FM: Aquí en México se sabe poco sobre la generación del noventa -me incluyo-, ¿podrías hablarme de ella? ¿Cuál es tu relación con esta generación? ¿Es puramente argentina?

EZ: Bueno, todos los países tienen su generación del noventa, aunque la mexicana y la argentina no podrían ser más distintas. La mexicana, cuyos principales exponentes aparecen recopilados en la antología El manantial latente, se caracterizan por su interés por palabras y temas sublimes (la luz, el aire, los árboles, las rocas, etc.), a veces por cierta sublimidad metapoética, así como por cierta libertad técnica (principalmente en lo tocante a la rima y el metro), mientras que la generación posterior de poetas mexicanos, la actual, es simultáneamente antisublime (o busca otras formas de la sublimidad, como la política en Luis Felipe Fabre y Óscar de Pablo) y experimental formalmente; es particularmente interesante el regreso a la rima que puede verse últimamente en México en la obra del mismo de Pablo y de, por ejemplo, Alejandro Albarrán.

 (Al preguntársele sobre su oficio declarado de traductor de poesía, mismo que es patente en lo profuso de esta faceta en su obra, Zaidenwerg menciona algunos traductores que admira –algunos de ellos mexicanos.)

EZ: Finalmente, en relación con los traductores de poesía, hay muchos muy buenos. Algunos de los que más admiro son Ricardo Herrera y Alejandro Bekes, de Argentina; Aurelio Asiain y Hernán Bravo Varela, de México; y Jordi Doce, de España, entre otros muchos.

 (Sobre México)

FM: Me habías dicho que pasas temporadas aquí en México. ¿Cómo es tu relación con este país?

EZ: De profundo amor.

Conocí el país en 2009, luego de pasar por Estados Unidos, donde di una conferencia en Swarthmore College, precisamente sobre traducción de poesía. Le había prometido a mi amigo Hernán Bravo que le devolvería la visita algún día (él pasaba largas temporadas en mi país todos los años), y finalmente me decidí a hacerlo.

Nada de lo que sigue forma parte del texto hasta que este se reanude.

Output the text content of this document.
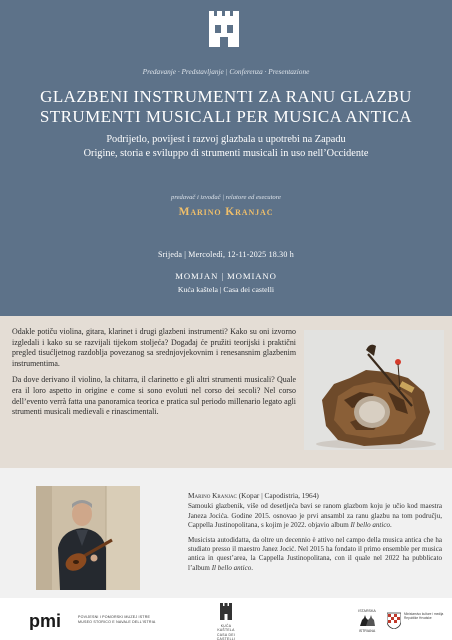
Predavanje · Predstavljanje | Conferenza · Presentazione
GLAZBENI INSTRUMENTI ZA RANU GLAZBU
STRUMENTI MUSICALI PER MUSICA ANTICA
Podrijetlo, povijest i razvoj glazbala u upotrebi na Zapadu
Origine, storia e sviluppo di strumenti musicali in uso nell’Occidente
predavač i izvođač | relatore ed esecutore
Marino Kranjac
Srijeda | Mercoledì, 12-11-2025 18.30 h
MOMJAN | MOMIANO
Kuća kaštela | Casa dei castelli

Odakle potiču violina, gitara, klarinet i drugi glazbeni instrumenti? Kako su oni izvorno izgledali i kako su se razvijali tijekom stoljeća? Događaj će pružiti teorijski i praktični pregled tisućljetnog razdoblja povezanog sa srednjovjekovnim i renesansnim glazbenim instrumentima.

Da dove derivano il violino, la chitarra, il clarinetto e gli altri strumenti musicali? Quale era il loro aspetto in origine e come si sono evoluti nel corso dei secoli? Nel corso dell’evento verrà fatta una panoramica teorica e pratica sul periodo millenario legato agli strumenti musicali medievali e rinascimentali.

Marino Kranjac (Kopar | Capodistria, 1964)

Samouki glazbenik, više od desetljeća bavi se ranom glazbom koju je učio kod maestra Janeza Jocića. Godine 2015. osnovao je prvi ansambl za ranu glazbu na tom području, Cappella Justinopolitana, s kojim je 2022. objavio album Il bello antico.

Musicista autodidatta, da oltre un decennio è attivo nel campo della musica antica che ha studiato presso il maestro Janez Jocić. Nel 2015 ha fondato il primo ensemble per musica antica in quest’area, la Cappella Justinopolitana, con il quale nel 2022 ha pubblicato l’album Il bello antico.

pmi	POVIJESNI I POMORSKI MUZEJ ISTRE
MUSEO STORICO E NAVALE DELL’ISTRIA
KUĆA KAŠTELA
CASA DEI CASTELLI
ISTARSKA
ISTRIANA
Ministarstvo kulture i medija Republike Hrvatske
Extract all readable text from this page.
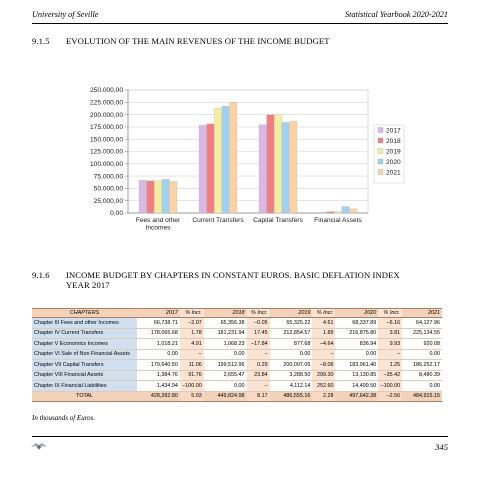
University of Seville	Statistical Yearbook 2020-2021
9.1.5 EVOLUTION OF THE MAIN REVENUES OF THE INCOME BUDGET
0,00
25.000,00
50.000,00
75.000,00
100.000,00
125.000,00
150.000,00
175.000,00
200.000,00
225.000,00
250.000,00
Fees and other
Incomes
Current Transfers Capital Transfers Financial Assets
2017
2018
2019
2020
2021
9.1.6 INCOME BUDGET BY CHAPTERS IN CONSTANT EUROS. BASIC DEFLATION INDEX
YEAR 2017
CHAPTERS	2017	% Incr.	2018	% Incr.	2019	% Incr.	2020	% Incr.	2021
Chapter III Fees and other Incomes	66,738.71	–2.07	65,356.38	–0.05	65,325.22	4.61	68,337.89	–6.16	64,127.96
Chapter IV Current Transfers	178,065.68	1.78	181,231.94	17.45	212,854.57	1.89	216,875.80	3.81	225,134.55
Chapter V Economics Incomes	1,018.21	4.91	1,068.23	–17.84	877.68	–4.64	836.94	9.93	920.08
Chapter VI Sale of Non Financial Assets	0.00	–	0.00	–	0.00	–	0.00	–	0.00
Chapter VII Capital Transfers	179,640.50	11.06	199,512.96	0.29	200,097.05	–8.06	183,961.40	1.25	186,252.17
Chapter VIII Financial Assets	1,384.76	91.76	2,655.47	23.84	3,288.50	299.30	13,130.85	–35.42	8,480.39
Chapter IX Financial Liabilities	1,434.94	–100.00	0.00	–	4,112.14	252.60	14,499.50	–100.00	0.00
TOTAL	428,282.80	5.03	449,824.98	8.17	486,555.16	2.28	497,642.38	–2.56	484,915.15
In thousands of Euros.
345
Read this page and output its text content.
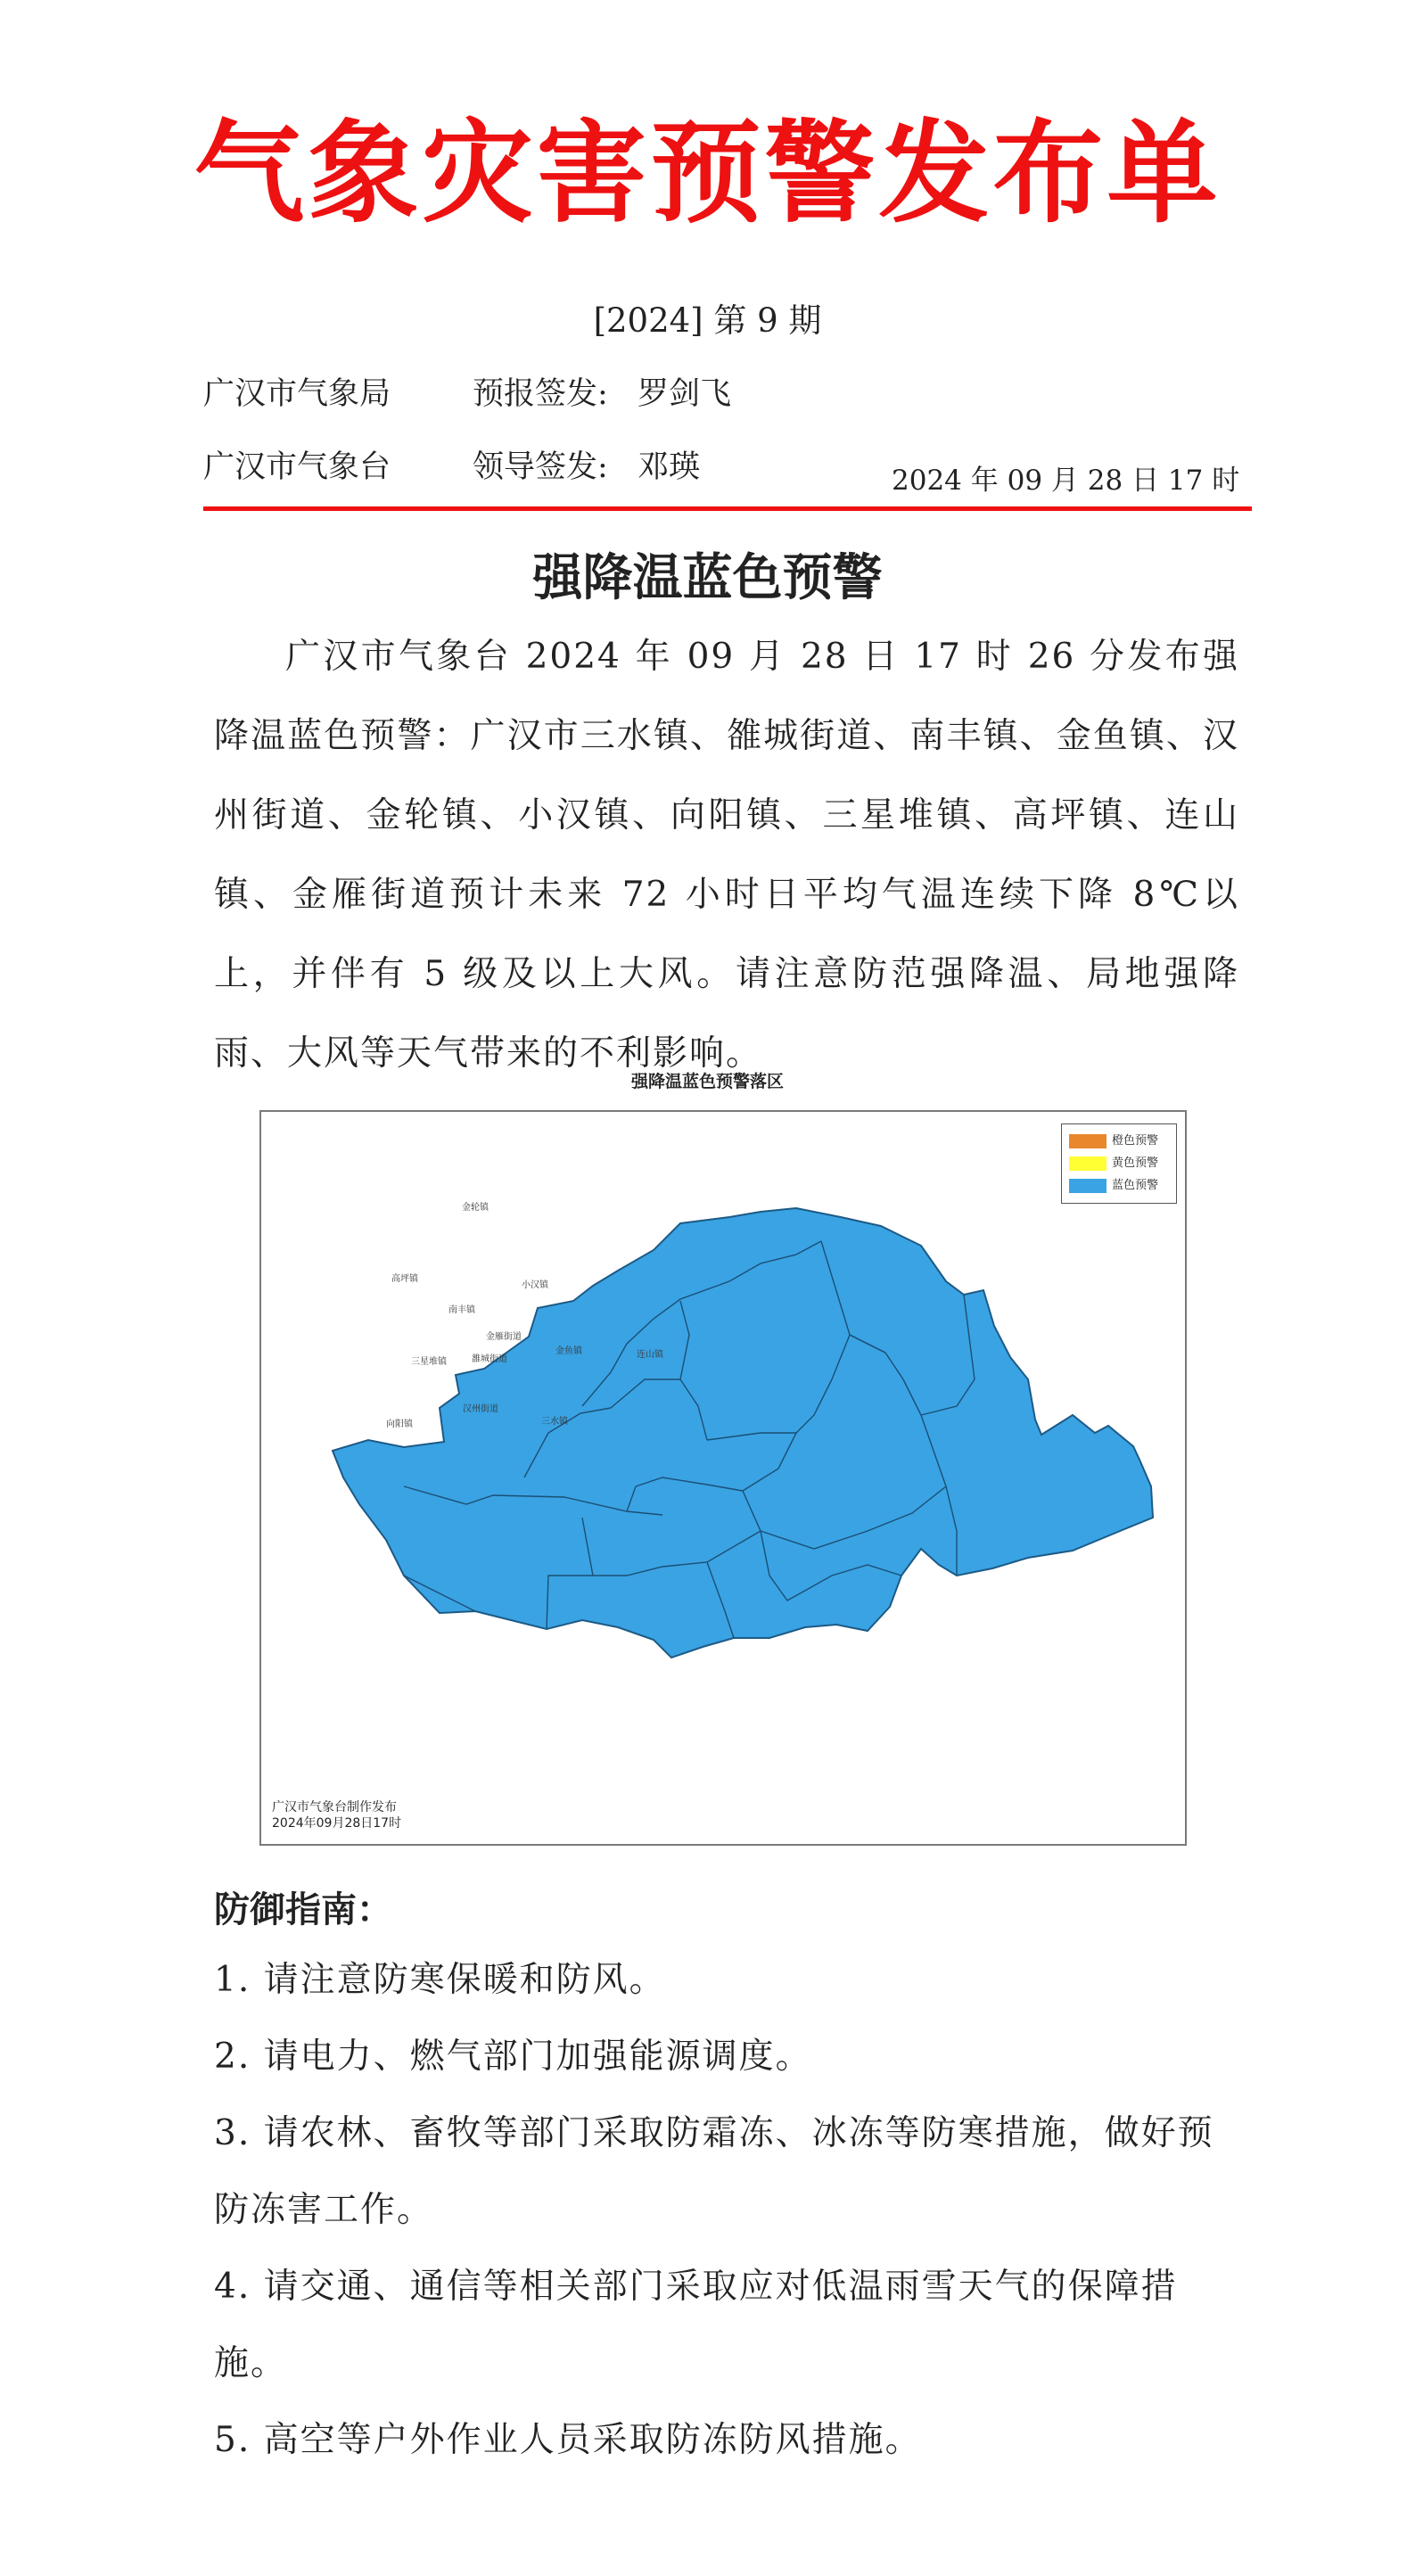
气象灾害预警发布单
[2024] 第 9 期
广汉市气象局	预报签发: 罗剑飞
广汉市气象台	领导签发: 邓瑛	2024 年 09 月 28 日 17 时
强降温蓝色预警
广汉市气象台 2024 年 09 月 28 日 17 时 26 分发布强降温蓝色预警：广汉市三水镇、雒城街道、南丰镇、金鱼镇、汉州街道、金轮镇、小汉镇、向阳镇、三星堆镇、高坪镇、连山镇、金雁街道预计未来 72 小时日平均气温连续下降 8℃以上，并伴有 5 级及以上大风。请注意防范强降温、局地强降雨、大风等天气带来的不利影响。
强降温蓝色预警落区
金轮镇
高坪镇
小汉镇
南丰镇
金雁街道
三星堆镇	雒城街道
金鱼镇	连山镇
汉州街道
向阳镇	三水镇
橙色预警
黄色预警
蓝色预警
广汉市气象台制作发布
2024年09月28日17时
防御指南：
1. 请注意防寒保暖和防风。
2. 请电力、燃气部门加强能源调度。
3. 请农林、畜牧等部门采取防霜冻、冰冻等防寒措施，做好预防冻害工作。
4. 请交通、通信等相关部门采取应对低温雨雪天气的保障措施。
5. 高空等户外作业人员采取防冻防风措施。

El país, o más bien el D.F., me produjo una inmediata y duradera fascinación. Luego hice otros viajes y fui haciéndome de un grupo de amigos, la mayoría de ellos poetas, que son fundamentales no sólo en lo afectivo sino en lo poético.

Además, el año pasado se mudo allí la poeta y traductora estadounidense Robin Myers, con quien además de unirme una profunda amistad tenemos una fluida relación de colaboración, sumando un nuevo motivo para visitar la ciudad.

 (Sobre poetas mexicanos y argentinos.)

FM: ¿Qué poetas mexicanos -que estén publicando actualmente- te gustan? ¿Y argentinos?

EZ: Es difícil decirlo de manera imparcial, dado que muchos de ellos son además mis amigos; es difícil, por lo demás, decir si primero viene la amistad y luego la admiración o si es al revés. Para evitar suspicacias, voy a mencionar cuatro libros, dos de argentinos y dos de mexicanos, que me parecen particularmente importantes, en vez de dar una serie de nombres: El baile de las condiciones de Óscar de Pablo y La sodomía en la Nueva España de Luis Felipe Fabre; y Abejas, de Alejandro Crotto y Un país mental: antología de 100 poemas chinos contemporáneos, de Miguel Ángel Petrecca. Los primeros dos, aclaro, por si hiciere falta, son mexicanos; los últimos, argentinos.